Inês Carreiro

É incontornável lembrar o Dr. Sousa Fernandes quando se fala da Neurorradiologia em Portugal. Ele foi, com outros, um pioneiro do aparecimento e consolidação da disciplina e da especialidade de Neurorradiologia no nosso país. Visitar o curriculum de Sousa Fernandes permite perceber o valor que dava às causas e a paixão que sempre envolveu o seu percurso como médico, pondo ao serviço dos outros o conhecimento.

As causas que abraçou enquanto estudante mostravam já uma inquietude notável, com uma convicta preocupação na valorização dos estudantes e dos profissionais da saúde, bem como da academia, não deixando de se voluntariar para poder servir a comunidade e prestar serviços de saúde a quem tinha dificuldades de acesso. Esta é aliás uma característica que atravessa toda a sua vida como médico, o poder servir e disponibilizar-se para os outros, colocando-se na maior parte das vezes do lado mais difícil. O seu interesse por ensinar acompanhou-o durante a sua vida como médico, expressa na vontade de partilhar, como pedagogo, o conhecimento e de influenciar os jovens estudantes, quer em termos académicos e profissionais, quer como pessoas. Comportamento que deve ser sinalizado na docência como Assistente da Faculdade de Medicina da Cadeira de Medicina Legal e Toxicologia Forense, tendo ministrado aulas teóricas, práticas e teórico-práticas, e tendo participado em vários cursos de formação.

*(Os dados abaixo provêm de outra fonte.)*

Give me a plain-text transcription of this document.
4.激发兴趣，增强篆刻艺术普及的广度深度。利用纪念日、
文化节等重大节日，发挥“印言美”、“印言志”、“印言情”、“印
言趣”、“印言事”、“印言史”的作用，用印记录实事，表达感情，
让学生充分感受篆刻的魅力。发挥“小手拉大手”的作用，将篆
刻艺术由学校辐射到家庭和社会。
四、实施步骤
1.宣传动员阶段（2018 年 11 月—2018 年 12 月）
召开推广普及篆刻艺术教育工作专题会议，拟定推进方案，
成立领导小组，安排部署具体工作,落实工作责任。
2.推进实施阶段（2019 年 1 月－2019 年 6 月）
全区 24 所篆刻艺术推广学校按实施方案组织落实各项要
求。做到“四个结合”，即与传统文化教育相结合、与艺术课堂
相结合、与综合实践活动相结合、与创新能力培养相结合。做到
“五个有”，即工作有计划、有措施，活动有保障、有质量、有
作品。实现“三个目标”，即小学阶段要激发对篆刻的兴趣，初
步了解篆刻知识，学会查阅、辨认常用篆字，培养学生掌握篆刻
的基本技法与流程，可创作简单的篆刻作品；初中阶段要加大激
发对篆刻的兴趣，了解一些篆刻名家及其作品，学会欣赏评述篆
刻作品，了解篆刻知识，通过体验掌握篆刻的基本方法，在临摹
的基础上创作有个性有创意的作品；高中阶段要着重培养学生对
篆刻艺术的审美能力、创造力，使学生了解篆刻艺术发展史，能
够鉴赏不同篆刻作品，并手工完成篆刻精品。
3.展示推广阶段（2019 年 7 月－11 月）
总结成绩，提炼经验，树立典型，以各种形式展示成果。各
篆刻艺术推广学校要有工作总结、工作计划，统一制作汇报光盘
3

Destaco, entre muitas das suas atitudes empreendedoras, o seu trabalho como Diretor Clínico dos Serviços de Medicina Universitária de Coimbra, porque constitui um referencial na saúde Escolar.

É durante o seu internato complementar de Neurologia, com início em janeiro de 1972 no Serviço de Neurologia dos HUC, que toma contacto e desenvolve o gosto pelas técnicas neurorradiológicas que já vinham sendo praticadas desde meados dos anos 60. Consistiam em exames de RX simples do crânio e coluna, mielografias e radiculografias, exames de angiografia cerebral, encefalografias gasosas, cisternografias e ventriculografias. É a partir desta experiência, que em 1974, parte para o Hospital de S. António do Porto, onde existia um centro pioneiro de referência, o Laboratório de Neurorradiologia, para aí fazer um estágio, que mais o capacitou e motivou, e que permitiu nesse ano, realizar praticamente toda a sua atividade hospitalar orientada para a Neurorradiologia.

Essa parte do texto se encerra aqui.